In 1585 Christopher Marlowe was flush with new money and up to his neck
in secret affairs, which might just have prompted him to play a game of
secrecy concerning his own identity. On the verge of setting out for a new
world to conquer in the London playhouses, with no home of his own, it makes
sense that he might have left the painting at his college for safe keeping.
Sadly, with Marlowe’s reputation so cruelly tarnished after his death, the
venerable elders of his college consigned his portrait to the grime of centuries.
Most revealing, however, is the Latin inscription that accompanies the
date of the painting and the subject’s age – “Quod Me Nutrit Me Destruit.”

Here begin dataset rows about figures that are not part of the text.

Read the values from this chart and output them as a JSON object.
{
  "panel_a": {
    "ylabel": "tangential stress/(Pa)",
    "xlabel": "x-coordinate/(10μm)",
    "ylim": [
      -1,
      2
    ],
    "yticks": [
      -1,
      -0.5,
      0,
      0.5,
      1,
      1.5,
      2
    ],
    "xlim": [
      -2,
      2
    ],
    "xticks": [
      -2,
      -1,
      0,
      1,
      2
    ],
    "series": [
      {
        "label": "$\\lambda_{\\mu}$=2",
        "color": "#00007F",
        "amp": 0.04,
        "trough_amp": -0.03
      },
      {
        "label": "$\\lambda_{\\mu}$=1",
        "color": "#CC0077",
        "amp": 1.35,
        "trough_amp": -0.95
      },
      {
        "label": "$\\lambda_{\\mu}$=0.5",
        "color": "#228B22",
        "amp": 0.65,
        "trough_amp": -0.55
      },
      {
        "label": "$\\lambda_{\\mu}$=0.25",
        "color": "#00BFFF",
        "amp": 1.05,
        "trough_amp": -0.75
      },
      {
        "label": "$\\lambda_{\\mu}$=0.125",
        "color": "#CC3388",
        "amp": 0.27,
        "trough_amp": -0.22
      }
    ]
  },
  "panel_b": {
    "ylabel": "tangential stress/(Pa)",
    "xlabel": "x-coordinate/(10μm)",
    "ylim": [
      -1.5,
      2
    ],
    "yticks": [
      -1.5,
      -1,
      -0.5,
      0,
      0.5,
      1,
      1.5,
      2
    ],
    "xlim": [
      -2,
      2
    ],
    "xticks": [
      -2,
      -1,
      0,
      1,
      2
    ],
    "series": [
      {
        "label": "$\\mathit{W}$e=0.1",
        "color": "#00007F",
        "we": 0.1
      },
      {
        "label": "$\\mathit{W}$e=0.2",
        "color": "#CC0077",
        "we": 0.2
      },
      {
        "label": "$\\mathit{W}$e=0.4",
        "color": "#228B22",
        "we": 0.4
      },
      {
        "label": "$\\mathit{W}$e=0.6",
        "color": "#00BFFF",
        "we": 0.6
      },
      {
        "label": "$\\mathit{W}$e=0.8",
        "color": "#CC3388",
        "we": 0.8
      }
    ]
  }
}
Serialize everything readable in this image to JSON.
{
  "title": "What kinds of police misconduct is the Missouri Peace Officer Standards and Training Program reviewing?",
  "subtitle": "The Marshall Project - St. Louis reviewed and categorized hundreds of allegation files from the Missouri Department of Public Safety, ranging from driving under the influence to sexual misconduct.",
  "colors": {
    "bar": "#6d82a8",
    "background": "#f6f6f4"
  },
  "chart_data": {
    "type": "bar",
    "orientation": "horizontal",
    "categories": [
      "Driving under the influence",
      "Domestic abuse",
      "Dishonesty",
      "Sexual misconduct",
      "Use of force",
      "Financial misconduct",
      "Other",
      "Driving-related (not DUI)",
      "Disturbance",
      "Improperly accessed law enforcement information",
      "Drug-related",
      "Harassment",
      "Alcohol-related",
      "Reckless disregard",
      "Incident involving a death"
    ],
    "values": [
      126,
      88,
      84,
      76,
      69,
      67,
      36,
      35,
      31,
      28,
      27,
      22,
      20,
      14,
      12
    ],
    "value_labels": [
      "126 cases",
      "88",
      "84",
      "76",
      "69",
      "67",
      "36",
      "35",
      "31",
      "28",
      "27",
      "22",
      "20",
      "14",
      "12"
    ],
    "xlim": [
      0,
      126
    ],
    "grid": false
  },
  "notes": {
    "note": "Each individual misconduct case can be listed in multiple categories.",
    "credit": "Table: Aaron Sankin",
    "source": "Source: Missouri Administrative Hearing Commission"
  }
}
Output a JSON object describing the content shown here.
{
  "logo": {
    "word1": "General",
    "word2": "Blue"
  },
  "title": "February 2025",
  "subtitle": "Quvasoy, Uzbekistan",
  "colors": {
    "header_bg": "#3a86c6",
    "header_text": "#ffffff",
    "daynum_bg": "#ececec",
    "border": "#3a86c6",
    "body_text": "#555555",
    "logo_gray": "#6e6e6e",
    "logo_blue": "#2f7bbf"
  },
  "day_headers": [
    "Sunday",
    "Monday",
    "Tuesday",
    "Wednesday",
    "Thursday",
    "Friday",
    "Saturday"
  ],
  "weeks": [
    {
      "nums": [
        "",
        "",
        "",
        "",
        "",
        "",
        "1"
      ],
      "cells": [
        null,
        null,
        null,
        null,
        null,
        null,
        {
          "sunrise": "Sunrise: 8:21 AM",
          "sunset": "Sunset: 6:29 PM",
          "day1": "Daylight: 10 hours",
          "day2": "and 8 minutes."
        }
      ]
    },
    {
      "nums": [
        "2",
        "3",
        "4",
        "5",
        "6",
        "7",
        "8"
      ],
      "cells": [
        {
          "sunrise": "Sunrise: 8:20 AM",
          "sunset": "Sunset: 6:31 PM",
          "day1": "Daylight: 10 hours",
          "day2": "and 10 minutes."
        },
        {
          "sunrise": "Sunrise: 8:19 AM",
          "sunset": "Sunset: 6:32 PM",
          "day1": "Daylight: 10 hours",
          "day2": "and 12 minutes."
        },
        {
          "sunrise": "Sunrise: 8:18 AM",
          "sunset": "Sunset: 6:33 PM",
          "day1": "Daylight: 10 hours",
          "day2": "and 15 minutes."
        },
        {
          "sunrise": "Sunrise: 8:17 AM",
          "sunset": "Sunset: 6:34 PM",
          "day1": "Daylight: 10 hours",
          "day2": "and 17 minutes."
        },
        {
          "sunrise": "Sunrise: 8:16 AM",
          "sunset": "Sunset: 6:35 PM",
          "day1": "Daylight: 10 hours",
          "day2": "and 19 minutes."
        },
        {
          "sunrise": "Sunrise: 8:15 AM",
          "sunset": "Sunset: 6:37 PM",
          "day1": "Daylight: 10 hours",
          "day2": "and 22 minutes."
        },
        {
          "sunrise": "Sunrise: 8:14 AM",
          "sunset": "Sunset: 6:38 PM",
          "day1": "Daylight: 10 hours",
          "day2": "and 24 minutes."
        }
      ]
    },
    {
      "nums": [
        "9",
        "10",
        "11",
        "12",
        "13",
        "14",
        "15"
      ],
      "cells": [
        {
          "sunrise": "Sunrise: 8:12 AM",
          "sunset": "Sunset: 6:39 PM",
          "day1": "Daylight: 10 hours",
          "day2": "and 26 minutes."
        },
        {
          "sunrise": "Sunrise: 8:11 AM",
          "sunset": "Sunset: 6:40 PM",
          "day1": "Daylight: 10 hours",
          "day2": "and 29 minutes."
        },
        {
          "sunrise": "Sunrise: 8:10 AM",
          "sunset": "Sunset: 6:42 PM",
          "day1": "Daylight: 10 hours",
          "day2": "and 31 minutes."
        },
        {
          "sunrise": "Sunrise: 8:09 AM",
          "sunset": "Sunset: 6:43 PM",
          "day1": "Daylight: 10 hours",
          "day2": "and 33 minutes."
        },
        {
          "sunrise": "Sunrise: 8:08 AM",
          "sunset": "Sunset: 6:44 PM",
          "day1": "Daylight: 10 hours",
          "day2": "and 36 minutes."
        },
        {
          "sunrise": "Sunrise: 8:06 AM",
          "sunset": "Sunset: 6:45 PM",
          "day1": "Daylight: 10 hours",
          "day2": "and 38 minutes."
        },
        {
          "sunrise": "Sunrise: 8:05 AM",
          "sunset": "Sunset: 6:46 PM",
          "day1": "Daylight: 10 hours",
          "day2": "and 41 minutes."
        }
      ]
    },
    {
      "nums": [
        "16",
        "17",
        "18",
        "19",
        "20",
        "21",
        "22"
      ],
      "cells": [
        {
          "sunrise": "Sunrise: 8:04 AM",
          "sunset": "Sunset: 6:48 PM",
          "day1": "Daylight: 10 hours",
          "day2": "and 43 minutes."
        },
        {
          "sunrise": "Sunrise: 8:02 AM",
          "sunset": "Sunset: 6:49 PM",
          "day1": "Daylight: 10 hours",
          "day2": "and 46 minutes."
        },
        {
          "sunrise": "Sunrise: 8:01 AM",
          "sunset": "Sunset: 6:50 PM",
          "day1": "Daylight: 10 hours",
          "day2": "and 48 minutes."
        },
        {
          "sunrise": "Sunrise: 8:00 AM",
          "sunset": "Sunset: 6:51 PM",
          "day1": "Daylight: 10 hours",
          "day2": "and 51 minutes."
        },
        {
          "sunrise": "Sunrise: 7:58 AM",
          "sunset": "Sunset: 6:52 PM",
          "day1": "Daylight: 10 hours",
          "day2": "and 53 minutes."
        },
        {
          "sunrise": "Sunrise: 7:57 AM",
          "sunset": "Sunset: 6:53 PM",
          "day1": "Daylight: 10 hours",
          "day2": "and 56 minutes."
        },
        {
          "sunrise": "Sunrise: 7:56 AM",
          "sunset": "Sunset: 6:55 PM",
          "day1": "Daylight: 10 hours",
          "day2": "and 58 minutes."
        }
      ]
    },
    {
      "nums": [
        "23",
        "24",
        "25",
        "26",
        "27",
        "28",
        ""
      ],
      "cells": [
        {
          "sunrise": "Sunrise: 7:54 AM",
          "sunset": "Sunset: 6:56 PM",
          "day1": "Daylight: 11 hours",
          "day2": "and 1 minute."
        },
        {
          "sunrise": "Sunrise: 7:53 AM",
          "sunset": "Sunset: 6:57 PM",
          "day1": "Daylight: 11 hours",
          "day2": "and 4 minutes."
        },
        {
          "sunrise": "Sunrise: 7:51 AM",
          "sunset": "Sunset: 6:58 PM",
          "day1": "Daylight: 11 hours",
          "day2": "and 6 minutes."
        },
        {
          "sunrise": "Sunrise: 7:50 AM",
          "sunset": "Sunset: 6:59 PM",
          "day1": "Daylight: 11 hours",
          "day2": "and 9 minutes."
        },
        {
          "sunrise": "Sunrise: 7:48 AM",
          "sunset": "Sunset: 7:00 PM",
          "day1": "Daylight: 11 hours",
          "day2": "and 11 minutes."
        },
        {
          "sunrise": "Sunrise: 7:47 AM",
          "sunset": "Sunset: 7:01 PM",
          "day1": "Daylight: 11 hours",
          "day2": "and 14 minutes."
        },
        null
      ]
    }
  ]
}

“ That which nourishes me also consumes me.” The sentiment would be echoed
by Lord Byron 200 years later, when he says of great men “Their breath is
agitation, and their life a storm whereon they ride, to sink at last.” It
was the fate Marlowe assigned sympathetically to his own great men – Tamburlaine
consumed by his lust for power, Barabas by his lust for wealth, and Faust
by his lust for knowledge. And like James Dean, whose lust for life in the
fast lane consumed itself behind the wheel of a sports car, Christopher Marlowe
consumed himself by daring to go beyond the bounds of convention, and by
proclaiming the only cause in which he truly believed – himself.